Il dna ha una forma abbastanza riconoscibile, infatti sembra quasi essere un insieme di due eliche che si intrecciano tra di loro, della grandezza di un millimetro o poco più. Grazie a lui le cellule riescono a riprodursi, controllando lo sviluppo di tutto l’organismo.

Ma come fa a essere così perfetto? Purtroppo il dna può avere delle anomalie, basta anche solo un gene alterato da determinare una qualche peculiarità, alle volte le conseguenze possono persino essere particolarmente gravi. Dando origine a quelle che vengono chiamate comunemente malattie genetiche, che interessano più geni. Condizioni irreversibili per le quali non c’è cura.

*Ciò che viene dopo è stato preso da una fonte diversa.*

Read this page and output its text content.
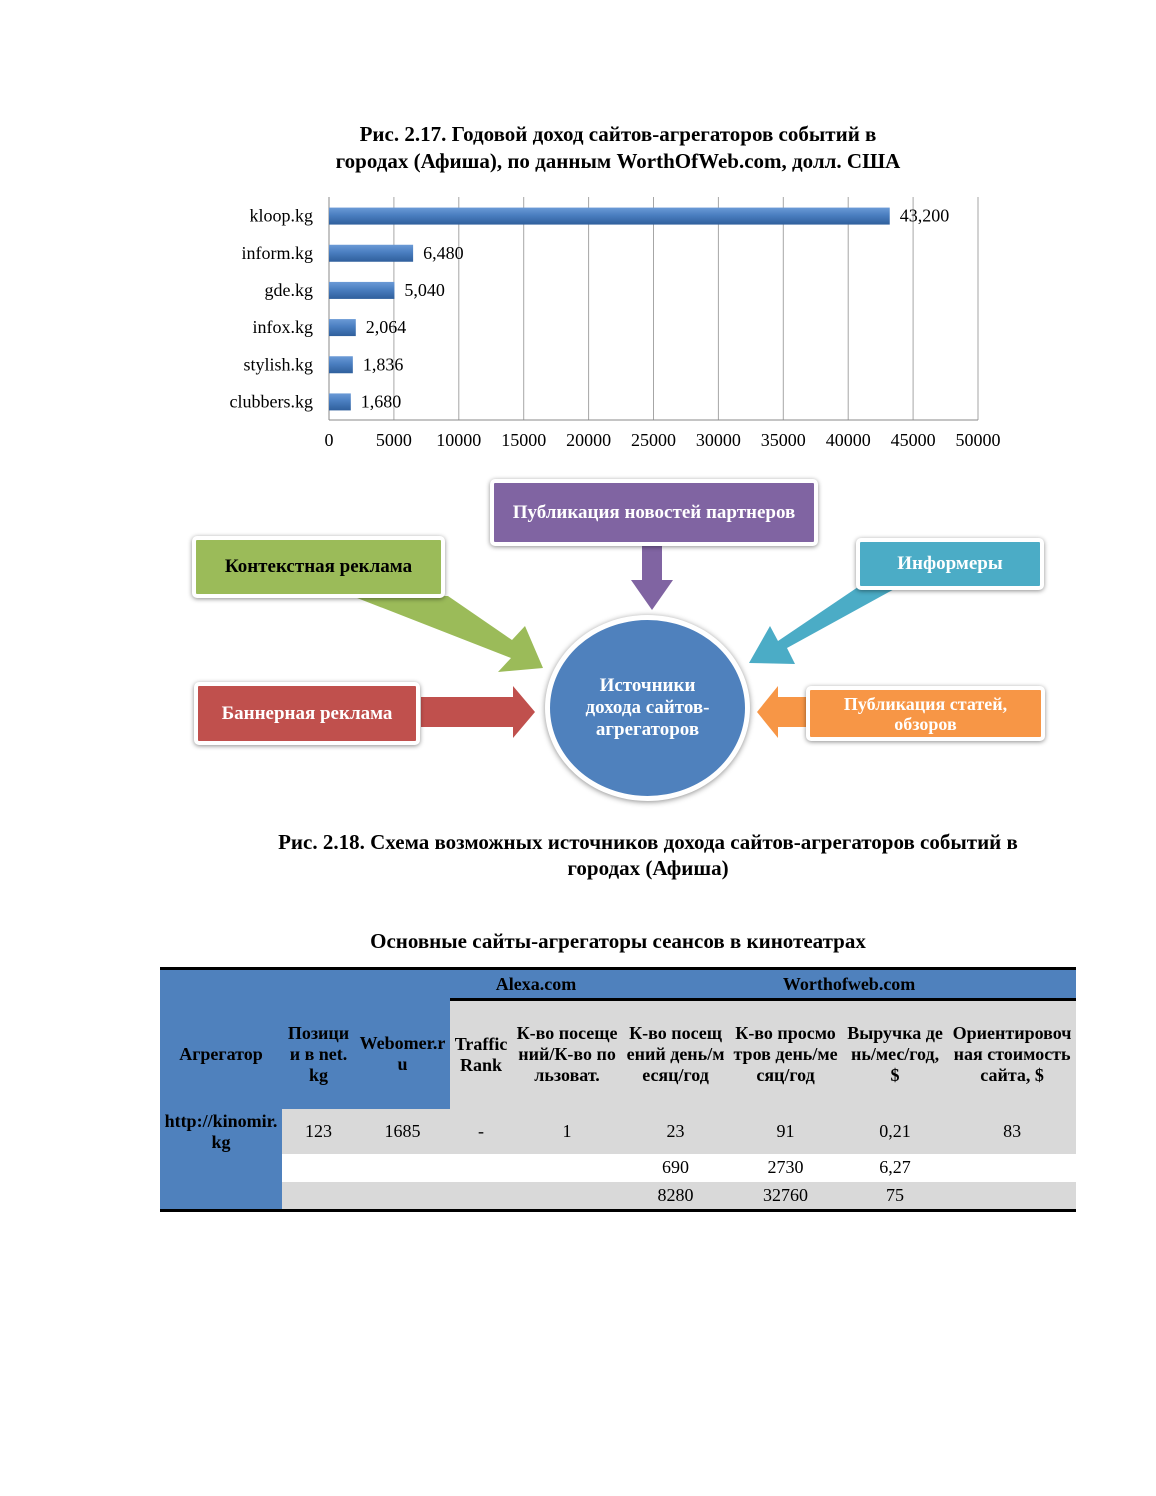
Рис. 2.17. Годовой доход сайтов-агрегаторов событий в
городах (Афиша), по данным WorthOfWeb.com, долл. США
0 5000 10000 15000 20000 25000 30000 35000 40000 45000 50000
kloop.kg	43,200
inform.kg	6,480
gde.kg	5,040
infox.kg	2,064
stylish.kg	1,836
clubbers.kg	1,680
Публикация новостей партнеров
Контекстная реклама	Информеры
Баннерная реклама	Публикация статей, обзоров
Источники дохода сайтов-агрегаторов
Рис. 2.18. Схема возможных источников дохода сайтов-агрегаторов событий в
городах (Афиша)
Основные сайты-агрегаторы сеансов в кинотеатрах
			Alexa.com		Worthofweb.com			
Агрегатор	Позиции в net.kg	Webomer.ru	Traffic Rank	К-во посещений/К-во пользоват.	К-во посещений день/месяц/год	К-во просмотров день/месяц/год	Выручка день/мес/год, $	Ориентировочная стоимость сайта, $
http://kinomir.kg	123	1685	-	1	23	91	0,21	83
					690	2730	6,27	
					8280	32760	75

Genetico però non necessariamente significa ereditario, infatti, le malattie genetiche non sempre sono di carattere ereditario.

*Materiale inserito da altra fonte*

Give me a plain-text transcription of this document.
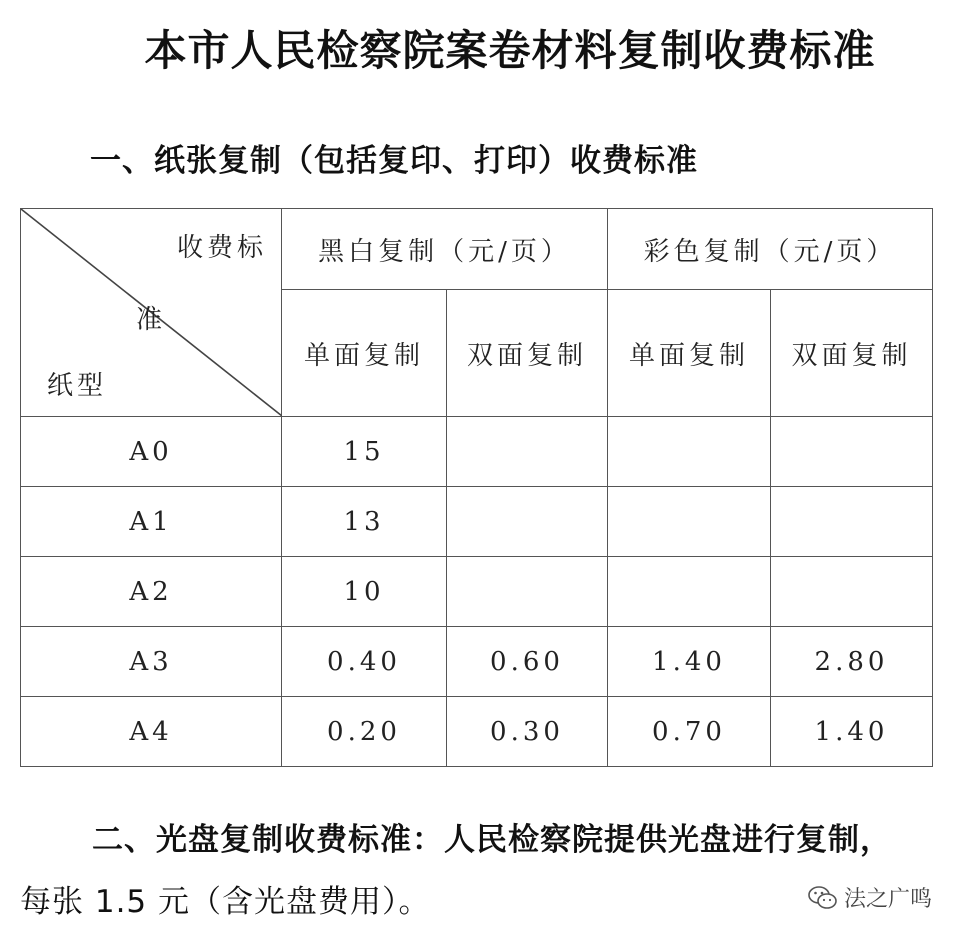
本市人民检察院案卷材料复制收费标准
一、纸张复制（包括复印、打印）收费标准
收费标
准
纸型	黑白复制（元/页）		彩色复制（元/页）	
	单面复制	双面复制	单面复制	双面复制
A0	15			
A1	13			
A2	10			
A3	0.40	0.60	1.40	2.80
A4	0.20	0.30	0.70	1.40
二、光盘复制收费标准：人民检察院提供光盘进行复制，
每张 1.5 元（含光盘费用）。	法之广鸣
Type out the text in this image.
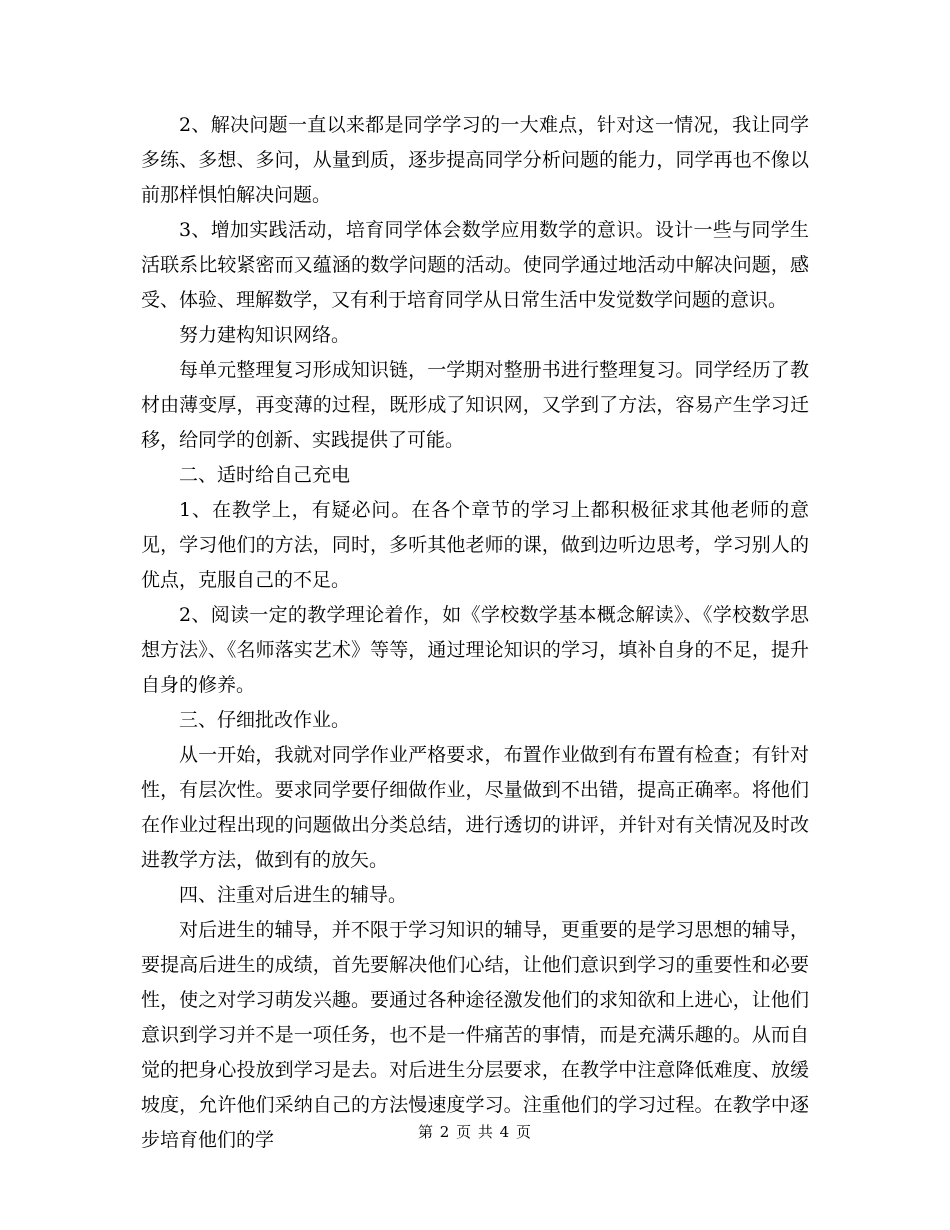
2、解决问题一直以来都是同学学习的一大难点，针对这一情况，我让同学多练、多想、多问，从量到质，逐步提高同学分析问题的能力，同学再也不像以前那样惧怕解决问题。

3、增加实践活动，培育同学体会数学应用数学的意识。设计一些与同学生活联系比较紧密而又蕴涵的数学问题的活动。使同学通过地活动中解决问题，感受、体验、理解数学，又有利于培育同学从日常生活中发觉数学问题的意识。

努力建构知识网络。

每单元整理复习形成知识链，一学期对整册书进行整理复习。同学经历了教材由薄变厚，再变薄的过程，既形成了知识网，又学到了方法，容易产生学习迁移，给同学的创新、实践提供了可能。

二、适时给自己充电

1、在教学上，有疑必问。在各个章节的学习上都积极征求其他老师的意见，学习他们的方法，同时，多听其他老师的课，做到边听边思考，学习别人的优点，克服自己的不足。

2、阅读一定的教学理论着作，如《学校数学基本概念解读》、《学校数学思想方法》、《名师落实艺术》等等，通过理论知识的学习，填补自身的不足，提升自身的修养。

三、仔细批改作业。

从一开始，我就对同学作业严格要求，布置作业做到有布置有检查；有针对性，有层次性。要求同学要仔细做作业，尽量做到不出错，提高正确率。将他们在作业过程出现的问题做出分类总结，进行透切的讲评，并针对有关情况及时改进教学方法，做到有的放矢。

四、注重对后进生的辅导。

对后进生的辅导，并不限于学习知识的辅导，更重要的是学习思想的辅导，要提高后进生的成绩，首先要解决他们心结，让他们意识到学习的重要性和必要性，使之对学习萌发兴趣。要通过各种途径激发他们的求知欲和上进心，让他们意识到学习并不是一项任务，也不是一件痛苦的事情，而是充满乐趣的。从而自觉的把身心投放到学习是去。对后进生分层要求，在教学中注意降低难度、放缓坡度，允许他们采纳自己的方法慢速度学习。注重他们的学习过程。在教学中逐步培育他们的学	第 2 页 共 4 页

La scienza distingue quelle cromosomiche, che riguardano alterazione a carico dei geni o dei cromosomi, che danno vita a patologie anche gravi, quali ritardo nella crescita. Tra queste sono ricomprese la Sindrome di Down.

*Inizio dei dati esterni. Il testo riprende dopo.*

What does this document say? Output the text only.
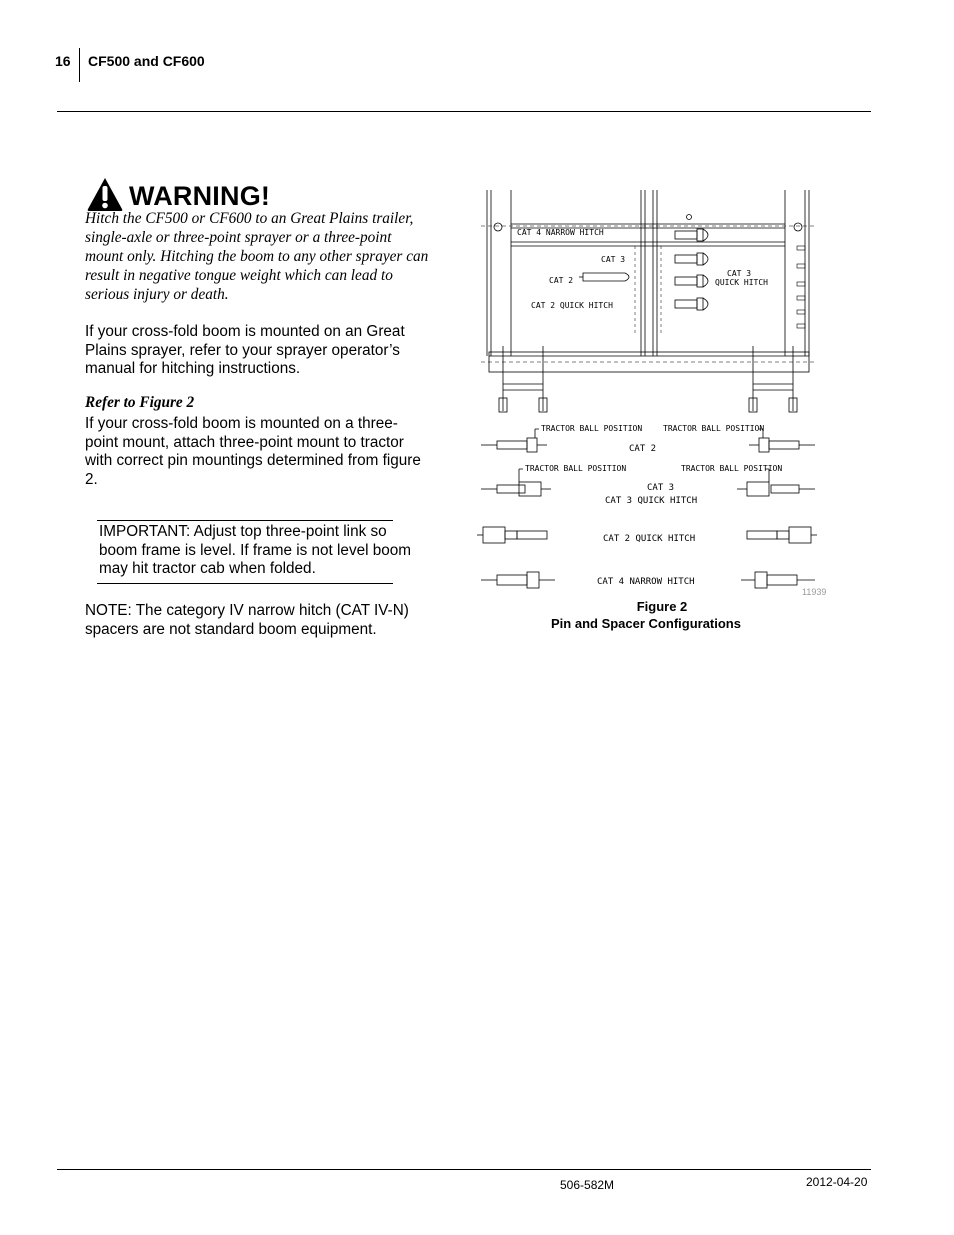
16 CF500 and CF600
WARNING!
Hitch the CF500 or CF600 to an Great Plains trailer, single-axle or three-point sprayer or a three-point mount only. Hitching the boom to any other sprayer can result in negative tongue weight which can lead to serious injury or death.
If your cross-fold boom is mounted on an Great Plains sprayer, refer to your sprayer operator’s manual for hitching instructions.
Refer to Figure 2
If your cross-fold boom is mounted on a three-point mount, attach three-point mount to tractor with correct pin mountings determined from figure 2.
IMPORTANT: Adjust top three-point link so boom frame is level. If frame is not level boom may hit tractor cab when folded.
NOTE: The category IV narrow hitch (CAT IV-N) spacers are not standard boom equipment.
CAT 4 NARROW HITCH
CAT 3
CAT 2
CAT 2 QUICK HITCH
CAT 3
QUICK HITCH
TRACTOR BALL POSITION	TRACTOR BALL POSITION
TRACTOR BALL POSITION	TRACTOR BALL POSITION
CAT 2
CAT 3
CAT 3 QUICK HITCH
CAT 2 QUICK HITCH
CAT 4 NARROW HITCH
11939
Figure 2
Pin and Spacer Configurations
506-582M	2012-04-20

Poi ci sono le malattie genetiche monofattoriali, in cui vengono ricomprese mutazione di un singolo gene. A questo gruppo appartengono diverse condizioni, moltissime le malattie rare, come fibrosi cistica e distrofia muscolare.

Infine, le malattie genetiche multifattoriali, in cui vengono ricomprese tutte quelle patologie che dipendono da fattori genetici combinati a particolari condizioni ambientali, come per esempio l’asma, obesità, patologie cardiache, osteoporosi ecc…

Oggi la scienza in questo campo sta facendo grandi passi da gigante per modificare quelle che fino a ora sono considerate come condizioni irreversibili, quali malattie genetiche anche molto gravi senza cura. Adesso è possibile sperare in una svolta grazie a tecniche avanzate anche se costosissime. La prima è la terapia genica, significa che il dna di una cellula difettosa viene corretto grazie all’introduzione di un gene sano assemblato in laboratorio. Una tecnica che ha richiesto oltre 20 anni per avere i primi risultati.

Le staminali invece, il dna viene corretto con la terapia genica, cellule che sono in grado di moltiplicarsi e trasformarsi in cellule di vari tipi di tessuti e organi, garantiscono quindi la permanenza del genoma sano per tutta la vita. Metodo che potrebbe essere utilizzato contro malattie oggi considerate incurabili, come il Parkinson e l’Alzheimer, ma anche per tumori e molte malattie rare genetiche. Il problema in questo caso, l’utilizzo potenzialmente incontrollato di questo metodo che ha destato più clamore, in cui il confine etico risulta essere elemento fondamentale.